Monica is all but going “nyaah!” in Gilfoyle’s face until Tracy lowers the boom on her schadenfreude: Monica’s interpersonal skills suck too! She’s barely at a 2 out of 10. Tracy doesn’t read any of the survey’s responses about Monica, but I bet they all say “because she has a hooha instead of a whooziwhatzit.” You may think I’m trying to score points with the truth here, but later, some guy tells Monica he’s upset she makes more money than he does. Another mansplains definitions to her.

Gilfoyle challenges Monica to a friendly game of “who can get their interpersonal numbers up to ten first.” He bets he can do it in two days. Monica takes the wager enthusiastically, because if you’ve watched even one episode of this show, you know Gilfoyle is not a people person. He hates everybody. Keep reading for the results!

Boarding the plane to Hawaii, Dinesh is horrified to discover that his least-favorite employee, Gabe, is not only on the plane with him, but in first class. Gabe is still wearing his K shirt and pestering Dinesh with inept questions. An angry Dinesh snatches Gabe’s first-class lei once they land, but the fresh flowers give him a violent rash. After being injected with an antihistamine, Dinesh is informed that he cannot go outside for four to six weeks, ruining every opportunity to partake in Hawaii’s outdoors. While Gabe goes scuba diving, Dinesh seethes in the office.

Back at Pied Piper HQ, Richard is bombarded by Tethics. His employees wear Obama-inspired shirts with Gavin’s face on them and badger him about signing the oath. When Richard calls Gavin to surrender, the former King of Petty takes a shot at reclaiming his crown from Dinesh. “Wear pants comfortable enough to kneel in,” says Gavin, referring to the public groundbreaking of the Belson Institute of Tethics he’s forcing tech CEOs to attend.

Leave it to Jared to once again save the day. Taking a break from his one-sided feud with Holden, Jared helps Richard realize that Gavin’s entire Tethics platform is plagiarized from the mission statements of companies like AARP, Starbucks, and Applebee’s.

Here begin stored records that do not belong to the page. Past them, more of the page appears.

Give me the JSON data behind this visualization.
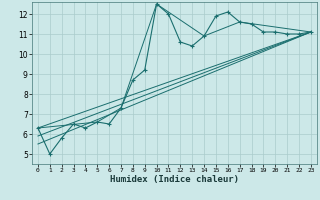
{
  "xlabel": "Humidex (Indice chaleur)",
  "bg_color": "#cce8e8",
  "grid_color": "#aacccc",
  "line_color": "#1a6e6e",
  "xlim": [
    -0.5,
    23.5
  ],
  "ylim": [
    4.5,
    12.6
  ],
  "xticks": [
    0,
    1,
    2,
    3,
    4,
    5,
    6,
    7,
    8,
    9,
    10,
    11,
    12,
    13,
    14,
    15,
    16,
    17,
    18,
    19,
    20,
    21,
    22,
    23
  ],
  "yticks": [
    5,
    6,
    7,
    8,
    9,
    10,
    11,
    12
  ],
  "main_x": [
    0,
    1,
    2,
    3,
    4,
    5,
    6,
    7,
    8,
    9,
    10,
    11,
    12,
    13,
    14,
    15,
    16,
    17,
    18,
    19,
    20,
    21,
    22,
    23
  ],
  "main_y": [
    6.3,
    5.0,
    5.8,
    6.5,
    6.3,
    6.6,
    6.5,
    7.3,
    8.7,
    9.2,
    12.5,
    12.0,
    10.6,
    10.4,
    10.9,
    11.9,
    12.1,
    11.6,
    11.5,
    11.1,
    11.1,
    11.0,
    11.0,
    11.1
  ],
  "line2_x": [
    0,
    5,
    7,
    10,
    14,
    17,
    23
  ],
  "line2_y": [
    6.3,
    6.6,
    7.3,
    12.5,
    10.9,
    11.6,
    11.1
  ],
  "line3_x": [
    0,
    23
  ],
  "line3_y": [
    6.3,
    11.1
  ],
  "line4_x": [
    0,
    23
  ],
  "line4_y": [
    5.9,
    11.1
  ],
  "line5_x": [
    0,
    23
  ],
  "line5_y": [
    5.5,
    11.1
  ]
}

This is odd, because Gavin is this show’s master of bullshit phrases. This is the guy who once said, “We can only achieve greatness if first we achieve goodness.” Now he resorts to stealing subpar material? Nonetheless, Richard plots blackmail at the groundbreaking.

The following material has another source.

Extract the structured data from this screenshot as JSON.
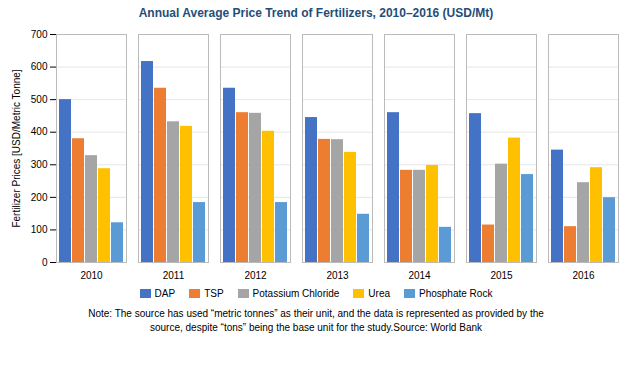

Meanwhile, Monica can’t get an inkling of friendly interaction from the male engineers, even after she dons Princess Leia’s hairdo. (Thank goodness she didn’t dress as Rey!) But everybody loves them some Gilfoyle! She gives up, but Gilfoyle has an explanation: “Gaining someone’s confidence is easy. Appear open and interested by mimicking their body language and repeating what they say back to them.” Turns out Gilfoyle was social engineering everyone so he could figure out their passwords, log into Piper Pulse, and give himself all 10s. “Can you do that for me?” asks Monica. “Because I don’t want them to like me. I fucking hate them!” Gilfoyle has a better idea: He changes Tracy’s Piper Pulse numbers to pure crap. A panicked Tracy cancels the entire Piper Pulse metrics project, and Gilfoyle and Monica toast to their treachery!

Speaking of treachery, Richard confronts Gavin at the ceremony. “What do you want?” asks Gavin. “All I’ve ever wanted was for you to go away,” begins Richard. “You’re a billionaire. You could run for president or buy a basketball team.” This dialogue highlights one of the show’s tenets: A bored billionaire will make life a living hell for everybody else. Shockingly, Gavin confesses to a litany of crimes he has committed, then asks the California attorney general to investigate his actions at Hooli. Richard at first thinks this is noble, but Gavin’s confession is purely malevolent. Because since Pied Piper owns Hooli now, the AG will go after Richard and make him pay the exorbitant fines Gavin’s actions racked up. Pied Piper faces financial ruin yet again.

It’s Russ to the rescue! He’s got some horrific blackmail material on the AG, which he’s willing to deploy provided RussFest gets free PiperNet coverage. The show ends with Richard’s crew in the desert, with nothing around for miles. I seriously doubt the results will be Tethical.